Add and Explore a Dataset – Machine Learning Fundamental Concepts
Add and Explore a Dataset
- Next to the pipeline name on the left, select the arrows icon to expand the panel if it is not already expanded. The panel should open by default to the Asset library pane, indicated by the book’s icon at the top of the panel. There is a search bar to locate assets on the pane and two buttons, Data and Component.
- Click Component. Search for and place the Automobile price data (Raw) dataset onto the canvas as shown in Figure 3-14.
Figure 3-14Adding a dataset
3. Right-click (Ctrl+click on a Mac) the Automobile price data (Raw) dataset on the canvas as shown in Figure 3-15 and click “Preview data.”
Figure 3-15Preview data
- Look at the data’s output schema, noting that you can use histograms to see how the different columns are spread out.
- Scroll right to see the Price column, which your model predicts.
- Scroll back to the left and select the “normalized losses column” header as shown in Figure 3-16. Then review the statistics for this column.
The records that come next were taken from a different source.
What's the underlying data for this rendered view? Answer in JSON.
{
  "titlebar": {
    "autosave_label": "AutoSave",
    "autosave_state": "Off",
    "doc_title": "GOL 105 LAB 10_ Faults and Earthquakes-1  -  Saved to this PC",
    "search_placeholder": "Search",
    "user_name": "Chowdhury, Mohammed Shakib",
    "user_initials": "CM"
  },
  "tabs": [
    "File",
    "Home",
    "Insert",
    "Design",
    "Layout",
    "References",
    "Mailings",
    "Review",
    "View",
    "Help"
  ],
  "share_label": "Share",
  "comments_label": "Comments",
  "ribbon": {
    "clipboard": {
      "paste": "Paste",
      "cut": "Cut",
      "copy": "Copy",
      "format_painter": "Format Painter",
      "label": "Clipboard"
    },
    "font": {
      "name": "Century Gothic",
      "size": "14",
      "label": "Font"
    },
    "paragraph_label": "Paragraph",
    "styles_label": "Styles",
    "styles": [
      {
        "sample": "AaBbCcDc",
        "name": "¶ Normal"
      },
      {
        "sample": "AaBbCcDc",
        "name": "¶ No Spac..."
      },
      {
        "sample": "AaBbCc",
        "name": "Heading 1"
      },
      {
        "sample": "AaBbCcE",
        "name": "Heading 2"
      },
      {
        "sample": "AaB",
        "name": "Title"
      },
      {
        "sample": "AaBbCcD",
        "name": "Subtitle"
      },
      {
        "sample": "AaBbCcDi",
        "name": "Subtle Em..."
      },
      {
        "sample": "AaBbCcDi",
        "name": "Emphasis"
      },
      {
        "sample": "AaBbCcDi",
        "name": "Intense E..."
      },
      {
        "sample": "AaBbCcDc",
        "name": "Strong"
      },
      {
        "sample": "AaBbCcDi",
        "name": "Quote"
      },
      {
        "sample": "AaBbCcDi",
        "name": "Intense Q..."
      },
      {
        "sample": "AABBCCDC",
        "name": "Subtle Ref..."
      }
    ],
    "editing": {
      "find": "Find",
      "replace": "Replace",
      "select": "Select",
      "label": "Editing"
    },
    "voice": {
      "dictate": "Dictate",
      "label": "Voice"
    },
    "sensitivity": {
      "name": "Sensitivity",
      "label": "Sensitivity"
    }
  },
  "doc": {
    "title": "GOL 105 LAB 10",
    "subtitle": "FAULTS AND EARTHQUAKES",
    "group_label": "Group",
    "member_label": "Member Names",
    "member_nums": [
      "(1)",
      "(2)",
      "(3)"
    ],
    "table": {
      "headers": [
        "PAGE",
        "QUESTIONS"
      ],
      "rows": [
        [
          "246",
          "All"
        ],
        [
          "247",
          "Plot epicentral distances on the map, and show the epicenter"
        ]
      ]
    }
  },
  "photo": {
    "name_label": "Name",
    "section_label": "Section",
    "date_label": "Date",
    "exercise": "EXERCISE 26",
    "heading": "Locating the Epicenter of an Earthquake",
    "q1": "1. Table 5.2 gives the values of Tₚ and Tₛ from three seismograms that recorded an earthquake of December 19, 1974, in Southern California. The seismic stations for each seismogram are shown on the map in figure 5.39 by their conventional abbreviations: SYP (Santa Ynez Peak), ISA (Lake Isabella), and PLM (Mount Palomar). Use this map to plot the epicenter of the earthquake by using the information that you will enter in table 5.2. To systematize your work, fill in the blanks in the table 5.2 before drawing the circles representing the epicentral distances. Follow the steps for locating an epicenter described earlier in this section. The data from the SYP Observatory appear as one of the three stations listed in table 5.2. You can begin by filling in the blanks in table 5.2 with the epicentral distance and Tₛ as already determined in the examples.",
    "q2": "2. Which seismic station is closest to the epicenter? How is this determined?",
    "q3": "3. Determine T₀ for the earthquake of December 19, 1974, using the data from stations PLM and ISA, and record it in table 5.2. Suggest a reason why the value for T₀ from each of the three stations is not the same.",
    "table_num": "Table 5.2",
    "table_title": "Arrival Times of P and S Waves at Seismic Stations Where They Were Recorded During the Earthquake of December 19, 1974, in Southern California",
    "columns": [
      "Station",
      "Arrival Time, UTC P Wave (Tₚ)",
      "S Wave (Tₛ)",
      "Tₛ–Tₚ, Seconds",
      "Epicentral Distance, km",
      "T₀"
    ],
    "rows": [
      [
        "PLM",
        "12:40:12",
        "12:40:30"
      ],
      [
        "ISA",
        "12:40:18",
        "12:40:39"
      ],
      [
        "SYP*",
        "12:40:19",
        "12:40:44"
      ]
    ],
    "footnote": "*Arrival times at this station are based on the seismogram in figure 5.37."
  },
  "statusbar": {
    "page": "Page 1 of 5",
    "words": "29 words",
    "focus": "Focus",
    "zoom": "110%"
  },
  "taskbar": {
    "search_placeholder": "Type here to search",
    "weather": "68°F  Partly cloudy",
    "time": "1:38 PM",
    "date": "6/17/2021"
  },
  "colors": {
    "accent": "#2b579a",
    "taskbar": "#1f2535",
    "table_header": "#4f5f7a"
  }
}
Note that there are quite a few missing values in this column. If the column has missing values, it can’t be used to predict the price label as well, so you might want to leave it out of the training.
Figure 3-16Observing the distribution of various columns
Close the Automobile price data (Raw) result visualization window so that you can see the dataset on the canvas as shown in Figure 3-17.
Figure 3-17Dataset on the canvas
Add Data Transformations
- In the Asset library pane on the left, click Component, which contains a wide range of modules you can use for data transformation and model training. You can also use the search bar to quickly locate modules.
- Place a Select Columns in Dataset module below Automobile price data (Raw). Connect the Automobile price data (Raw) module’s output to the Select Columns in Dataset module’s input, as shown in Figure 3-18.
Figure 3-18Carrying out data transformation
3. Double-click the Select Columns in Dataset module to access a settings pane on the right. Select the Edit column. Then in the Select columns window, include All Columns and Add all to add all the columns. Then remove normalized-losses, so your final column selection looks like Figure 3-19.
Figure 3-19Final column selection on the dataset